Subsidize organic fertilisers
When asked if Sri Lanka can proceed with one type of fertiliser or include both organic and inorganic options Prof.Senanayake said that in that case people would tend to opt for the cheaper option. “We produce a lot of organic urban waste and these could be easily converted to organic fertilisers. What I propose is to make inorganic fertilisers available for farmers at a higher price and a subsidy should be given for organic fertilisers. So those who can afford will buy inorganic fertilisers and subsequently they will switch to organic fertilisers because it is available at a subsidized rate.”
Can produce our own organic fertiliser
Prof. Palitha Weerakkody of Department of Crop Science, Faculty of Agriculture University of Peradeniya also opined that there won’t be a scarcity provided that good quality organic fertilisers are used. “Nitrogen, Phosphorus and Potassium are essential nutrients for the growth of plants.”
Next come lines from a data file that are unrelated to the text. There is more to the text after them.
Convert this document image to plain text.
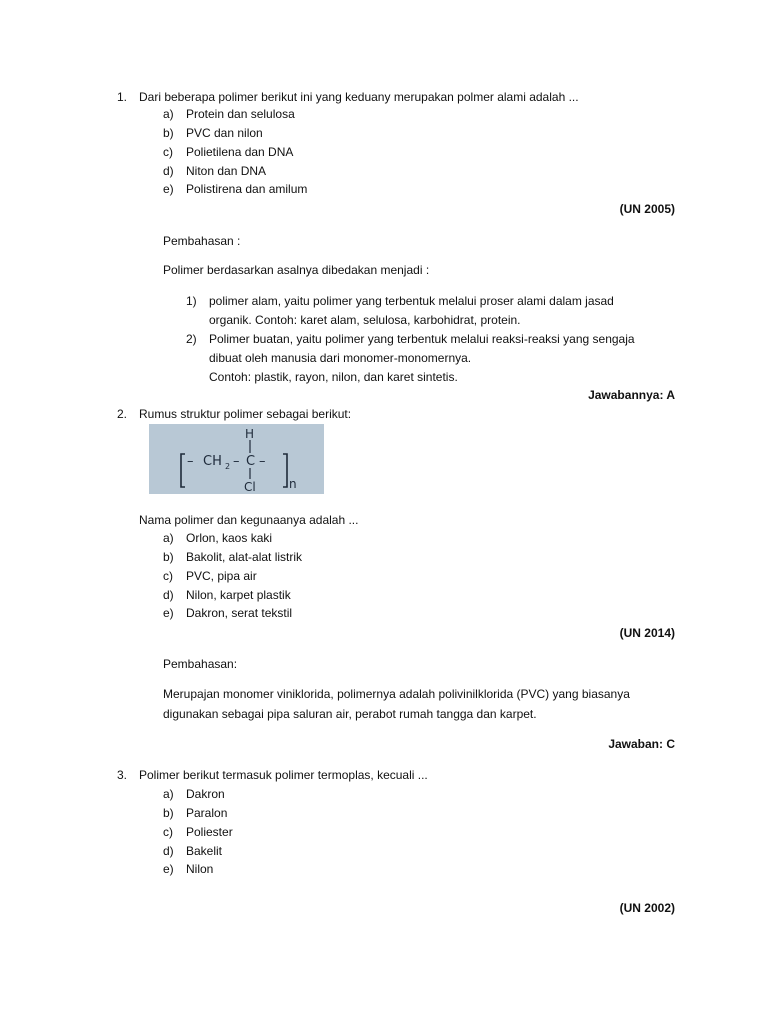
1. Dari beberapa polimer berikut ini yang keduany merupakan polmer alami adalah ...
a) Protein dan selulosa
b) PVC dan nilon
c) Polietilena dan DNA
d) Niton dan DNA
e) Polistirena dan amilum
(UN 2005)
Pembahasan :
Polimer berdasarkan asalnya dibedakan menjadi :
1) polimer alam, yaitu polimer yang terbentuk melalui proser alami dalam jasad
organik. Contoh: karet alam, selulosa, karbohidrat, protein.
2) Polimer buatan, yaitu polimer yang terbentuk melalui reaksi-reaksi yang sengaja
dibuat oleh manusia dari monomer-monomernya.
Contoh: plastik, rayon, nilon, dan karet sintetis.
Jawabannya: A
2. Rumus struktur polimer sebagai berikut:
– CH 2 – C –
H
Cl	n
Nama polimer dan kegunaanya adalah ...
a) Orlon, kaos kaki
b) Bakolit, alat-alat listrik
c) PVC, pipa air
d) Nilon, karpet plastik
e) Dakron, serat tekstil
(UN 2014)
Pembahasan:
Merupajan monomer viniklorida, polimernya adalah polivinilklorida (PVC) yang biasanya
digunakan sebagai pipa saluran air, perabot rumah tangga dan karpet.
Jawaban: C
3. Polimer berikut termasuk polimer termoplas, kecuali ...
a) Dakron
b) Paralon
c) Poliester
d) Bakelit
e) Nilon
(UN 2002)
He further said that so far around 20 entrepreneurs with the technology to produce organic fertiliser have been registered at the National Fertiliser Secretariat. “This technology could be used to produce organic fertiliser in the country. Apart from that, companies that import inorganic fertilisers have the capacity to produce organic fertilisers. Paddy farmers with less than one hectare of land and small scale vegetable farmers could produce organic fertiliser at home. We already have cow dung, and leaf manure which is being used once in a way. Therefore there won’t be a food scarcity per se.”
“Sri Lanka needs around 1.2 million metric tonnes of inorganic fertilisers annually. But the requirement varies from crop to crop. Spices for instance require only around 10% so we only need around 60-70% of fertilisers from the total amount we get,” he added.
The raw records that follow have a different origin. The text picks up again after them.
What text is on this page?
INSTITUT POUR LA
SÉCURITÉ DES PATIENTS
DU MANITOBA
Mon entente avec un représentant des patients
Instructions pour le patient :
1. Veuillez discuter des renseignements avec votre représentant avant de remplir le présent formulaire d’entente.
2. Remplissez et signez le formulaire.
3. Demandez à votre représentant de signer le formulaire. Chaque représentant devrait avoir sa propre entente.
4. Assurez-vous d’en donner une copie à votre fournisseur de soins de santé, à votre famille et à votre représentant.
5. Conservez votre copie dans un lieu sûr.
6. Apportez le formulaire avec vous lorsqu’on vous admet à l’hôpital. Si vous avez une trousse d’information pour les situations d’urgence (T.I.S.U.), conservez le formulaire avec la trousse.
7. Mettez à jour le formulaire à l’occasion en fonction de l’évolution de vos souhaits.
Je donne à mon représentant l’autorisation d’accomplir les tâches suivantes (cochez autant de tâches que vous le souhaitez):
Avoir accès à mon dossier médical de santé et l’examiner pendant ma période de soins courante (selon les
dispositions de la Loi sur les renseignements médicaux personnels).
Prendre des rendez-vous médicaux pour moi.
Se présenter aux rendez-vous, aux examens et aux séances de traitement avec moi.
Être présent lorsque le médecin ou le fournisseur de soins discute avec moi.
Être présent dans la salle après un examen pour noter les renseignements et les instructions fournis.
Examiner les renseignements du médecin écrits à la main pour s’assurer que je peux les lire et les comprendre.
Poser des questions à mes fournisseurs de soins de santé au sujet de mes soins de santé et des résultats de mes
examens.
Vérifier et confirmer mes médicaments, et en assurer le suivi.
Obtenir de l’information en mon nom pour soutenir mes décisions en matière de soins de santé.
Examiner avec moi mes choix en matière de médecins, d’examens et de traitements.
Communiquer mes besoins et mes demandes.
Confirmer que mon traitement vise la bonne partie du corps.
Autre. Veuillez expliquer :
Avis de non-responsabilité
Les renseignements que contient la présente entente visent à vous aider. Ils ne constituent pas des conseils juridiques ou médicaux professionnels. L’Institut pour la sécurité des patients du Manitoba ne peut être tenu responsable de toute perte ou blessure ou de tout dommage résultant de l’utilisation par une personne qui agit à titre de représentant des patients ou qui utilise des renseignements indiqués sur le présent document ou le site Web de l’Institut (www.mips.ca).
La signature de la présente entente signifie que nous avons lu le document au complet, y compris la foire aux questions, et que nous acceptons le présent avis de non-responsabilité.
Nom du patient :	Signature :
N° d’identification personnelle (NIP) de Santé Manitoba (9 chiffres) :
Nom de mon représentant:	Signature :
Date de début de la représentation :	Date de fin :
Reduction in yield would lead to a scarcity
On a contrary note, The All Ceylon Farmers Association national organizer Namal Karunaratne said that without a proper policy framework to utilize organic fertilisers, there will be a scarcity of food in the future. “We don’t oppose the organic fertiliser concept but it has to be implemented after a proper analysis. Right now farmers are unable to obtain fertilisers or pesticides. Even the prices of seeds have increased. Many farmers have given up farming due to scarcity of resources. When inquired, shop owners who sell seeds claim that farmers don’t buy seeds anymore. Farmers don’t get the expected yield. Most vegetables have deformities and the yields are so poor that farmers are on the verge of giving up what they have been doing all this while. These are signs of a scarcity. Therefore in a few month’s time people should be ready to buy a kilo of vegetables or fruits at prices as high as Rs. 400 or 500.”
Responding to claims that there would only be a reduction in yield and that claims of a food scarcity are a mere exaggeration, Karunaratne said that a lesser yield will eventually result in a scarcity. “Already short-term crops such as raddish, beetroot haven’t shown much progress in many vegetable plots. I visited many vegetable plots and in one water melon plantation even the vines have not spread out as expected. Some crops take around 45 days to grow and even on their 25th day, there are no signs of progress. These are clear indications of a scarcity which will occur in the near future.”
On April 22, President Rajapaksa declared a ban on the import of inorganic fertilisers while the cabinet approved the proposal by the President including a ban on agrochemicals with immediate effect from April 26. While both these decisions received much opposition, the Agriculture Minister Mahindananda Aluthgamage subsequently announced that organic fertilizers would be imported. This announcement too received much criticisms as importing organic fertilisers violates the Plant Protection Act of 1981. Even though it was later clarified that organic fertilisers would be disinfected, that again doesn’t serve the purpose and on Monday, the Minister once again said that there are no moves to import organic fertilisers as reported.